同志社大学・太田肇教授の新モチベーション論(第7回)--「大失敗賞」が社内風土を変える
人はだれでも相手の欠点が気になる。経営者は社員の、上司は部下の欠点を指摘し、直させようとする。けれどもなかなか効果はあがらない。欠点を指摘されても素直に聞き入れられないものだし、少なくとも「直そう」という自発的な意欲はわきにくい。
だとしたら、思いきって発想を逆転してみてはどうか。よいところをほめ、自信と誇りを持たせていくなかで、欠点も自ら直させるのである。
「ほめ達」をキャッチフレーズに掲げる覆面調査会社、C’s(シーズ)社長の西村貴好氏は、つぎのような経験談を語る。

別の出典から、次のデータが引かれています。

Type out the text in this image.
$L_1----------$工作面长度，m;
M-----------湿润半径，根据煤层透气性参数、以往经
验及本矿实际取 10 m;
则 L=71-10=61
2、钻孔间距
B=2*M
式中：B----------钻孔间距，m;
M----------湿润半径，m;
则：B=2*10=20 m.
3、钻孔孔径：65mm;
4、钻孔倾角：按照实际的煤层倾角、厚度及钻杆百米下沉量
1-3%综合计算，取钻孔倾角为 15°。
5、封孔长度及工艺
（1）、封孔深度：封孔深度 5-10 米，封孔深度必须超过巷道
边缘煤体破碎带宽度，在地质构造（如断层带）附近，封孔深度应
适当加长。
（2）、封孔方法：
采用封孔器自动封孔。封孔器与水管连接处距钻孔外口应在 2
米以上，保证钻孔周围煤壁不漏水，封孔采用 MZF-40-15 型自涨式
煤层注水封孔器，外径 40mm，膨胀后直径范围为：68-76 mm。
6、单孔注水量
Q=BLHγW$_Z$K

2005年の創業当初は、経営者の依頼を受けて店の改善点を見つけ、報告する、「ダメ出し」の覆面調査をしていた。ところが店の悪いところを証拠付きでつぎつぎに並べたてていくと、経営者の顔は青ざめ、現場の責任者は顔を上げずに歯を食いしばっていた。にもかかわらず、報告を受けたほとんどの会社では、改善は進まなかった。

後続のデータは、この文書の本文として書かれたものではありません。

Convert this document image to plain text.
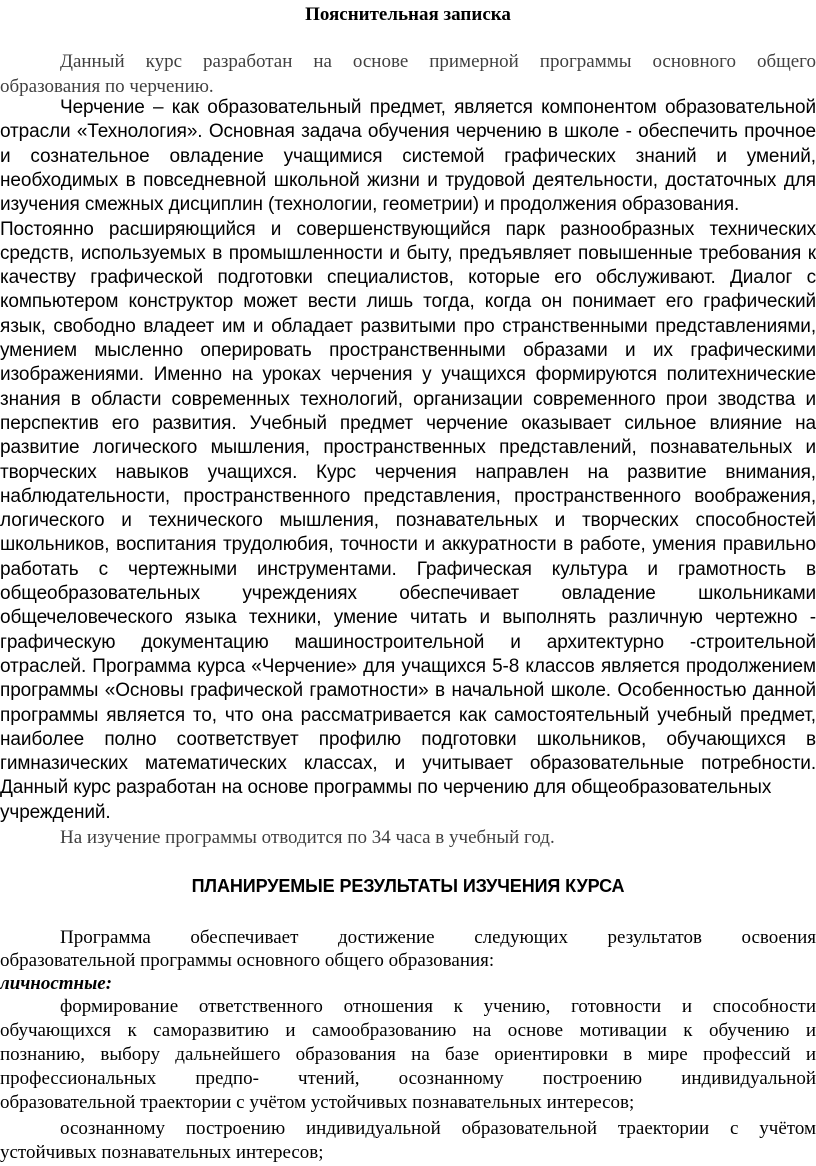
Пояснительная записка
Данный курс разработан на основе примерной программы основного общего
образования по черчению.
Черчение – как образовательный предмет, является компонентом образовательной
отрасли «Технология». Основная задача обучения черчению в школе - обеспечить прочное
и сознательное овладение учащимися системой графических знаний и умений,
необходимых в повседневной школьной жизни и трудовой деятельности, достаточных для
изучения смежных дисциплин (технологии, геометрии) и продолжения образования.
Постоянно расширяющийся и совершенствующийся парк разнообразных технических
средств, используемых в промышленности и быту, предъявляет повышенные требования к
качеству графической подготовки специалистов, которые его обслуживают. Диалог с
компьютером конструктор может вести лишь тогда, когда он понимает его графический
язык, свободно владеет им и обладает развитыми про странственными представлениями,
умением мысленно оперировать пространственными образами и их графическими
изображениями. Именно на уроках черчения у учащихся формируются политехнические
знания в области современных технологий, организации современного прои зводства и
перспектив его развития. Учебный предмет черчение оказывает сильное влияние на
развитие логического мышления, пространственных представлений, познавательных и
творческих навыков учащихся. Курс черчения направлен на развитие внимания,
наблюдательности, пространственного представления, пространственного воображения,
логического и технического мышления, познавательных и творческих способностей
школьников, воспитания трудолюбия, точности и аккуратности в работе, умения правильно
работать с чертежными инструментами. Графическая культура и грамотность в
общеобразовательных учреждениях обеспечивает овладение школьниками
общечеловеческого языка техники, умение читать и выполнять различную чертежно -
графическую документацию машиностроительной и архитектурно -строительной
отраслей. Программа курса «Черчение» для учащихся 5-8 классов является продолжением
программы «Основы графической грамотности» в начальной школе. Особенностью данной
программы является то, что она рассматривается как самостоятельный учебный предмет,
наиболее полно соответствует профилю подготовки школьников, обучающихся в
гимназических математических классах, и учитывает образовательные потребности.
Данный курс разработан на основе программы по черчению для общеобразовательных
учреждений.
На изучение программы отводится по 34 часа в учебный год.
ПЛАНИРУЕМЫЕ РЕЗУЛЬТАТЫ ИЗУЧЕНИЯ КУРСА
Программа обеспечивает достижение следующих результатов освоения
образовательной программы основного общего образования:
личностные:
формирование ответственного отношения к учению, готовности и способности
обучающихся к саморазвитию и самообразованию на основе мотивации к обучению и
познанию, выбору дальнейшего образования на базе ориентировки в мире профессий и
профессиональных предпо- чтений, осознанному построению индивидуальной
образовательной траектории с учётом устойчивых познавательных интересов;
осознанному построению индивидуальной образовательной траектории с учётом
устойчивых познавательных интересов;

そこで2007年に、ほめるところ探し専門の調査会社に変更し、ほめて認める、そして可能性を伝える報告書を作成するようにした。改善点は、すぐに改善可能でしかもお客さんにとってポイントが高い点、一つか二つに絞って伝えるようにしている。すると、すぐに改善行動に移るようになり、以前よりもはるかに効果があがったそうである。

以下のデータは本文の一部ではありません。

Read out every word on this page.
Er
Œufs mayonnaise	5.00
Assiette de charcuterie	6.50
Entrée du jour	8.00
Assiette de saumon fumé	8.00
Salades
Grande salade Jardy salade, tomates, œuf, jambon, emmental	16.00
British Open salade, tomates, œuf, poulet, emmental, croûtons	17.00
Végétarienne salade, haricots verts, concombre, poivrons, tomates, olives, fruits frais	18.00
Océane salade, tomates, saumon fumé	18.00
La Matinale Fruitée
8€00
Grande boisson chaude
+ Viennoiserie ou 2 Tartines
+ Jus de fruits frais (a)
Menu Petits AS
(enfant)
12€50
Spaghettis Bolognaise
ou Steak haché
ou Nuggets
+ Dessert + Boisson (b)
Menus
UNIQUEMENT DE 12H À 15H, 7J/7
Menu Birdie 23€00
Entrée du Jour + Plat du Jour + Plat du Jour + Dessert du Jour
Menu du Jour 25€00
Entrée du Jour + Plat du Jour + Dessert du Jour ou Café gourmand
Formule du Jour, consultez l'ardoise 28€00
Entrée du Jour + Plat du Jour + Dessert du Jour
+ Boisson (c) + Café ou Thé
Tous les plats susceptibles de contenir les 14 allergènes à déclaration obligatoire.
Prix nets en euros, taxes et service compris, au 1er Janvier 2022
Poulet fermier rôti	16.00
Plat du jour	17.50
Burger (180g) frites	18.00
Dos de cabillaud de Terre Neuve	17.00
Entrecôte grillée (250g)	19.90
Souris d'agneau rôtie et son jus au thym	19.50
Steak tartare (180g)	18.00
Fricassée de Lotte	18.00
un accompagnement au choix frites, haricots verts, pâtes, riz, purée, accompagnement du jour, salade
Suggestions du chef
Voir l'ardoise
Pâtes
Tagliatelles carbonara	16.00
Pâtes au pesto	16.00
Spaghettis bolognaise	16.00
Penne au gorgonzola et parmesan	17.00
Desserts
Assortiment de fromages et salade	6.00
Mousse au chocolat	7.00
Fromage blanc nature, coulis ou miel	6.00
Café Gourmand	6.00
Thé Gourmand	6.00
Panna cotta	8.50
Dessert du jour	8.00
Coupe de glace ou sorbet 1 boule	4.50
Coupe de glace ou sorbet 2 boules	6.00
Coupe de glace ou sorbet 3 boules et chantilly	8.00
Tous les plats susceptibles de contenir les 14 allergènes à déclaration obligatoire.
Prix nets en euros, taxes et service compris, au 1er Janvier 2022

ミスへの対応にも、同じようなことがいえる。社員が仕事でミスをしたとき、厳しく叱責したり厳罰を科したりすると、社員は萎縮し、リスクをともなう仕事はしなくなる。また、ミスを隠そうとし、それがさらなるミスや事故を生むといった悪循環が生じる。
それを防ぐのにも表彰が使える。大阪府堺市に機械部品メーカーの太陽パーツ(城岡陽志社長)という会社がある。この会社では、「大失敗賞」というユニークな賞を取り入れている。目的の一つは、失敗を恐れず、前向きな挑戦を促すこと。そしてもう一つの目的は、失敗情報を全社員が共有し、ミスを減らしていくことにある。